Barclays pulls out of bidding for ABN Amro
AMSTERDAM, Netherlands (AP) — A consortium led by Royal Bank of Scotland PLC is all but certain to acquire ABN Amro Holding NV in the largest takeover in the history of the financial industry, signalling the likely end for one of Europe's largest banks.
An $88.1 billion cash-and-share offer from rival Barclays PLC was withdrawn on Friday in a widely expected concession after the British bank garnered only a fraction of the Dutch bank's shares.
The RBS-led group is expected to cut up the 183-year-old ABN Amro in a $99.9 billion deal. Fortis NV of Belgium wants the bank's Dutch operations, Banco Santander Central Hispano SA of Spain wants its Brazilian and Italian arms, and RBS wants the rest, including ABN's investment banking arm.

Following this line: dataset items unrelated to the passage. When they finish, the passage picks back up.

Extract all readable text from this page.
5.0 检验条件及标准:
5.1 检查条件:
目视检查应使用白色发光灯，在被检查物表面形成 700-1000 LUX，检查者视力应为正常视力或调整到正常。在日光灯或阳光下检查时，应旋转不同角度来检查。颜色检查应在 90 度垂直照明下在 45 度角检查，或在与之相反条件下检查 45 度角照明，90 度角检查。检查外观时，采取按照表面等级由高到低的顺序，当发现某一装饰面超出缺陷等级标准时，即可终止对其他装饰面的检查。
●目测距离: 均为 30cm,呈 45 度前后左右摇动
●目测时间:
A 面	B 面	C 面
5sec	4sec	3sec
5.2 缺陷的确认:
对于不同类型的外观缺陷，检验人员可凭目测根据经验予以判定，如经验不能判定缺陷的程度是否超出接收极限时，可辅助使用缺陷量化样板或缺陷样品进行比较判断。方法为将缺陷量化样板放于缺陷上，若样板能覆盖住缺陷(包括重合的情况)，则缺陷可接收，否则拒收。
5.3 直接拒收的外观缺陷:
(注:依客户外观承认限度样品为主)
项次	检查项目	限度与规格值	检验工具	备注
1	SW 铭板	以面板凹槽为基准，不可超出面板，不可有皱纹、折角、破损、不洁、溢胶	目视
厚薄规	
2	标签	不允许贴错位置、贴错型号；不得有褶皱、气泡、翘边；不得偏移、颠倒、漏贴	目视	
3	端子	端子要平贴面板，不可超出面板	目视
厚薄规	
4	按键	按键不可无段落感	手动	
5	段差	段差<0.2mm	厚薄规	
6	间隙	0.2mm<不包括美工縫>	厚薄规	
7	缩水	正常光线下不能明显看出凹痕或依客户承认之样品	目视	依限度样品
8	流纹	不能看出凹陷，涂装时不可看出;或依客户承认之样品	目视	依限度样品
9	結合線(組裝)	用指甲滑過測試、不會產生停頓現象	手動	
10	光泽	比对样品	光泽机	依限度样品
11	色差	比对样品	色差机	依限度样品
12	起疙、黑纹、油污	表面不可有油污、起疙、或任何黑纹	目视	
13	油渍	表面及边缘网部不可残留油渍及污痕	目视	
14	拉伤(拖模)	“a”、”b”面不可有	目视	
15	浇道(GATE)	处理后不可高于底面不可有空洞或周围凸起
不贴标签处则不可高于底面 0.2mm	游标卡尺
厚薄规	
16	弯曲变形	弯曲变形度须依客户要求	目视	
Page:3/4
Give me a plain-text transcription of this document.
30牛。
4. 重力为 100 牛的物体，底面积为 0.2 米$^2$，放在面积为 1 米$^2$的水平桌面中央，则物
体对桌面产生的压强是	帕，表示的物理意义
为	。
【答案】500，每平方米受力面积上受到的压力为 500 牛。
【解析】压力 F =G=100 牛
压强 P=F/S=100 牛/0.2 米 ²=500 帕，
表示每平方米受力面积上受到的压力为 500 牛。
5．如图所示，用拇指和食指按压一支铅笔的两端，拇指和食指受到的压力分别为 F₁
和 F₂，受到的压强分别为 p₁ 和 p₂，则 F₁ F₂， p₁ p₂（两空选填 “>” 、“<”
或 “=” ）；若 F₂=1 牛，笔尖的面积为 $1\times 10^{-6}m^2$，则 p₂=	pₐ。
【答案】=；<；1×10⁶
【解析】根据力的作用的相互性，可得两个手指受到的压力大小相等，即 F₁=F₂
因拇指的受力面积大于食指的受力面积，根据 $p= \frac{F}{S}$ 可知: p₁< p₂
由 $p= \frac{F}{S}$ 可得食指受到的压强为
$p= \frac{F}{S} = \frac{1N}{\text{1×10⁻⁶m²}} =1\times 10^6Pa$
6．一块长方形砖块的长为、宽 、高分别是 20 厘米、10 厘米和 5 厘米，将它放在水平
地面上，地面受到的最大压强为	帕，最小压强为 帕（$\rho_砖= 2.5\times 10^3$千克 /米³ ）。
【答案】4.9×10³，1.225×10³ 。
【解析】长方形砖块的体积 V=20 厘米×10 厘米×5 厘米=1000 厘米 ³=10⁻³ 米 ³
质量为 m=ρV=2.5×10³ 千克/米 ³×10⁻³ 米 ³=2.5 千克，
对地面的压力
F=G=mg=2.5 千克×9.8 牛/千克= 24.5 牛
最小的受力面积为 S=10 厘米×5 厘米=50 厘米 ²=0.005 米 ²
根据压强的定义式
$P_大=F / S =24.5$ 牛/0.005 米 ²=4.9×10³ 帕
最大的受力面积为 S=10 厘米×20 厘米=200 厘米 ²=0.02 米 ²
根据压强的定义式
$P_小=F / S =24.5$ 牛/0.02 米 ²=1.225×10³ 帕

Barclays was expected to keep the bank largely intact.
"It is not a surprise to see that the highest bid has eventually won," said Axel Pierron, an analyst at research and consulting firm Celent. "Nevertheless, I would say that beauty has lost against money.
"While the Barclays merger proposal was understandable, realistically implementable despite being expensive, the consortium chopping of ABN Amro might eventually become a structural nightmare."
The takeover fight, which began in March, lasted through the fire sale of ABN Amro's US arm, a flurry of lawsuits, legal challenges and turmoil in global credit markets that many thought would alter the deal substantially.
The consortium's higher bid emerged as the clear favourite in recent weeks as it cleared regulatory and funding challenges. Fortis — seen as the weakest link in the group— arranged financing for its end of the deal and received antitrust approval from the European Union this week.
Barclays said it would demand a 200 million euros ($280 million) break-up payment.
"This break fee will significantly exceed the costs that Barclays incurred" in launching its offer, the bank said.
ABN Amro issued a statement saying a little more than 5 million shares and depository receipts had been tendered to Barclays' offer — a sliver of the more than 1.9 billion shares outstanding.
The three banks are expected to formally announce victory today and may extend the offer, which expired on Friday, to allow shareholders more time.
Barclays' cash-and-share offer was considered a long shot for some time. Worth 62.2 billion euros ($88.1 billion), or 33.56 euros ($47.53) per ABN Amro share at current prices, it was 13 percent below the mostly cash RBS-led bid worth 38.04 euros ($53.88) per ABN share.
Some analysts have said Barclays may have to seek another partner or become a takeover target itself.